The recommendations were implemented in phases: - A structured 90-day onboarding program launched in April 2024, covering job expectations, equipment training, safety protocols, and explicit check-ins at day 30 and day 60 - A $250 bonus paid at 90 days for new South warehouse hires (approved in March) - Hiring for the summer surge was shifted to April rather than June, giving new hires more time to integrate before the peak summer months
By Q3 2024, South warehouse voluntary turnover in the first 6 months was tracking at 28% (down from 46%), and the annual run-rate for South warehouse turnover was projected at 26% — still elevated but consistent with the all-warehouse average.

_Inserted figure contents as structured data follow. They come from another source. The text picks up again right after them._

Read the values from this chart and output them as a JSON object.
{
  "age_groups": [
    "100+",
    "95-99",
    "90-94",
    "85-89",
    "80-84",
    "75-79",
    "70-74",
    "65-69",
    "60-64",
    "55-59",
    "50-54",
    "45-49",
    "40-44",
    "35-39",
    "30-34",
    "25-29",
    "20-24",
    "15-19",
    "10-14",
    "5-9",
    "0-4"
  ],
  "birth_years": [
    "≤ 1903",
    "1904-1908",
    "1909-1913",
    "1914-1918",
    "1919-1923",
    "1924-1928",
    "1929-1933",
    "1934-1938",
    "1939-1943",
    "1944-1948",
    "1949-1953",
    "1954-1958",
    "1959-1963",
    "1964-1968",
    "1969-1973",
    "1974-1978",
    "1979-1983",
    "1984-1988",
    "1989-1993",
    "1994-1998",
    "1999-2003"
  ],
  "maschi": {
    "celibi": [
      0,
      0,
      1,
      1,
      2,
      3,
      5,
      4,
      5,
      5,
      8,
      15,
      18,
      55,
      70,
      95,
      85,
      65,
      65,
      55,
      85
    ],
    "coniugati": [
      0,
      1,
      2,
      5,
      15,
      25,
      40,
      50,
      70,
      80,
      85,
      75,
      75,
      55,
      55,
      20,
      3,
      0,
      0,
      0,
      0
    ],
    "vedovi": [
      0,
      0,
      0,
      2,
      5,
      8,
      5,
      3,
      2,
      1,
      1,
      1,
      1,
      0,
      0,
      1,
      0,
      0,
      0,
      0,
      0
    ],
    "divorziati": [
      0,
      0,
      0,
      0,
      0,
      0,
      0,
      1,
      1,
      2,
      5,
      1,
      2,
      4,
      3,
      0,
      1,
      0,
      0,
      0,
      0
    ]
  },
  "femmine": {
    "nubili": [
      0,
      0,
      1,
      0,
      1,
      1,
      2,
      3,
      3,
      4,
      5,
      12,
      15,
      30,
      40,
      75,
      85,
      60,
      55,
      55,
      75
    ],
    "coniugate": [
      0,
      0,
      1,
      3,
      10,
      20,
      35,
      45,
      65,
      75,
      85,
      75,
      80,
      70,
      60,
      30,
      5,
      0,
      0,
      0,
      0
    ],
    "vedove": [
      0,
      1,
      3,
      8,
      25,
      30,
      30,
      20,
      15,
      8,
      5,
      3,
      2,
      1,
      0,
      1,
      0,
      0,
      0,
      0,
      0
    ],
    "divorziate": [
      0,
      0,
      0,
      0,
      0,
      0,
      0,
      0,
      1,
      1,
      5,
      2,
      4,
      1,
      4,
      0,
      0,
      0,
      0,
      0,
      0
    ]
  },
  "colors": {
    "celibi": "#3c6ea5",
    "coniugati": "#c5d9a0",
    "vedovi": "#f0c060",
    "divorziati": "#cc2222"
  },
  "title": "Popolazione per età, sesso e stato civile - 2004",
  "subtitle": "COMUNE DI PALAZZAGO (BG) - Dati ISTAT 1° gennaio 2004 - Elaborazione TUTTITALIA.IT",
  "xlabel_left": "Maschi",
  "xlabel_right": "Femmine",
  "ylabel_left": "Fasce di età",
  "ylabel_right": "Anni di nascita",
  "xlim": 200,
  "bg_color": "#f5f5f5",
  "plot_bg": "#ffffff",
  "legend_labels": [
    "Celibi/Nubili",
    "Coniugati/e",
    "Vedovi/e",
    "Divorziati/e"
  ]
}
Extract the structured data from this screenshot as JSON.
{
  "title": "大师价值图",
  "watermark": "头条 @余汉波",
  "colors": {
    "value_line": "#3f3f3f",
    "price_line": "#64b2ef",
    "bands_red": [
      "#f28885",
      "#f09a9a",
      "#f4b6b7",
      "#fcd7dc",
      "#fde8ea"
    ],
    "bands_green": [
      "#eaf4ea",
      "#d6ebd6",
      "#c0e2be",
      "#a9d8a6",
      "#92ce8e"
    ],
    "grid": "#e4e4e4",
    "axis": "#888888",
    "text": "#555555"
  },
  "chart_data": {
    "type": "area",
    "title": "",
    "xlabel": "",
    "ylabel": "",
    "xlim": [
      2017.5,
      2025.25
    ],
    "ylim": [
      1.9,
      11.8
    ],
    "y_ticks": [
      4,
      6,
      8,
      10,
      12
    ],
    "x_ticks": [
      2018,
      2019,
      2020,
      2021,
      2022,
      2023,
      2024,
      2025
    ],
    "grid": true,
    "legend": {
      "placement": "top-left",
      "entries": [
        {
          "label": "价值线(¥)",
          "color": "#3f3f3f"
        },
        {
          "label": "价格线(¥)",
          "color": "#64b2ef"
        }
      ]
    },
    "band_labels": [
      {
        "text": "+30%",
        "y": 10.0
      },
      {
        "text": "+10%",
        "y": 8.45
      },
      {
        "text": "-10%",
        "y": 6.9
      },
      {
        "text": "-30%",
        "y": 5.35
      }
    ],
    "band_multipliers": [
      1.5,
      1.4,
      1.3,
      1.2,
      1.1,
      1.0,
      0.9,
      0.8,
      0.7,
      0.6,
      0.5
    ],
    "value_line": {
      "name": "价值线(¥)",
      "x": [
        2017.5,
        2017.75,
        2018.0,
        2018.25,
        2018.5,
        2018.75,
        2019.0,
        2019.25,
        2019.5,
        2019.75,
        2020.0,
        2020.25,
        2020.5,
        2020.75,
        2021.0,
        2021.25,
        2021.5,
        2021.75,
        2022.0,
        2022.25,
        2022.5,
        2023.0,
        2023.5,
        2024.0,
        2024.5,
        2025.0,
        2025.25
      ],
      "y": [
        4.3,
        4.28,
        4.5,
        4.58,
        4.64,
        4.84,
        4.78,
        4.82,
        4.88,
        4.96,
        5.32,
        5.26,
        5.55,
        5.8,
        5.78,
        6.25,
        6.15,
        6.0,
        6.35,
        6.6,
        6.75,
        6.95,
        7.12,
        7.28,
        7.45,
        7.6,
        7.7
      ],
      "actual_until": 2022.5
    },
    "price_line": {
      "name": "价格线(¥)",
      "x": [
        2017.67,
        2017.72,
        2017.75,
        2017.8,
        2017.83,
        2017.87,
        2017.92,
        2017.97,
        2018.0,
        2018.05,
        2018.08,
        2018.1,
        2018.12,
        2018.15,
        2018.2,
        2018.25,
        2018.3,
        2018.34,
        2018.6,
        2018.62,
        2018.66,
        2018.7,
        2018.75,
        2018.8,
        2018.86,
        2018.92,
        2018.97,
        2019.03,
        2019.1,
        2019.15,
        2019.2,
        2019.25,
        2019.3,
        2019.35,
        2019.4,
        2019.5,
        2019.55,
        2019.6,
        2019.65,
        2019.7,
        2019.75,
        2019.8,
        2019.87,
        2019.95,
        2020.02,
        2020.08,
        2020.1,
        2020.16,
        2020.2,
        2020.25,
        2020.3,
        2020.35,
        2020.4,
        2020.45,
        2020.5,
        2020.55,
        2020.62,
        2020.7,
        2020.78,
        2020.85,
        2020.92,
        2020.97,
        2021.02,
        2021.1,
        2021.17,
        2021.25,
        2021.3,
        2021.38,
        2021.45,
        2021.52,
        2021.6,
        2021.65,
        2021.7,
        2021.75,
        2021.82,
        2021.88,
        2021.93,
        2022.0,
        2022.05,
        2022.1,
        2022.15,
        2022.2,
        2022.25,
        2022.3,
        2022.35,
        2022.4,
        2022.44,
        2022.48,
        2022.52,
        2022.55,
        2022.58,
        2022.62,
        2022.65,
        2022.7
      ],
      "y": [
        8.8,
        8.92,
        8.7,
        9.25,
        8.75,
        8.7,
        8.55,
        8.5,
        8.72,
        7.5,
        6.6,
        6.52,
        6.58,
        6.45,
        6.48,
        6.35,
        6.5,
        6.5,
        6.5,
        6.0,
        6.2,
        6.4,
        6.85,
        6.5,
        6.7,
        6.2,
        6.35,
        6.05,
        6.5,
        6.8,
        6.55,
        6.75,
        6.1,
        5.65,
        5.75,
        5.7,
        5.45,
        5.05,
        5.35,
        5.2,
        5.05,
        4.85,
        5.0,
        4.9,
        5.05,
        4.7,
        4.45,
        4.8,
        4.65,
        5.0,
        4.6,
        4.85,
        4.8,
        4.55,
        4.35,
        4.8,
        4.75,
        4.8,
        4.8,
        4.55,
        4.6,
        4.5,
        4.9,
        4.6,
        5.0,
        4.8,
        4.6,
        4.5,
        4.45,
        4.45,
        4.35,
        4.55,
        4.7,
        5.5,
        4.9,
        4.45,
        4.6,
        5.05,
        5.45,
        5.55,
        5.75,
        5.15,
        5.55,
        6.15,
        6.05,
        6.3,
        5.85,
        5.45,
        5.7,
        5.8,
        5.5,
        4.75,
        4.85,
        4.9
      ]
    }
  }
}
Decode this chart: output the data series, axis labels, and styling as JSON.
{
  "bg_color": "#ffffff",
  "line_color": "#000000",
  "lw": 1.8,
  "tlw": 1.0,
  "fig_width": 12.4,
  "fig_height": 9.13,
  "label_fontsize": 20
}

What This Case Study Illustrates
Diagnosis before prescription. Marcus thought the problem was pay. The data showed it was onboarding and seasonality. Without a structured diagnosis, the company might have invested in above-band compensation adjustments that addressed the wrong problem.
Multiple lenses on the same data. Priya used three different cuts of the same dataset — overall rate, tenure-at-separation, and seasonal index — and all three pointed to the same explanation. That convergence is what makes the analysis credible.
Privacy-by-default in action. Every output was aggregated. No individual was identified. The recommendations were about process changes (onboarding, timing), not about specific employees. Marcus could share the report broadly because it contained only aggregate data.
Cost quantification creates urgency. The estimate of $22,000–$36,000 in excess annual turnover cost transformed "we have a retention problem" into "we have a retention problem that is costing us real money that could fund the solution." Priya explicitly labeled the estimate as rough and for planning purposes — avoiding the false precision that undermines analytical credibility.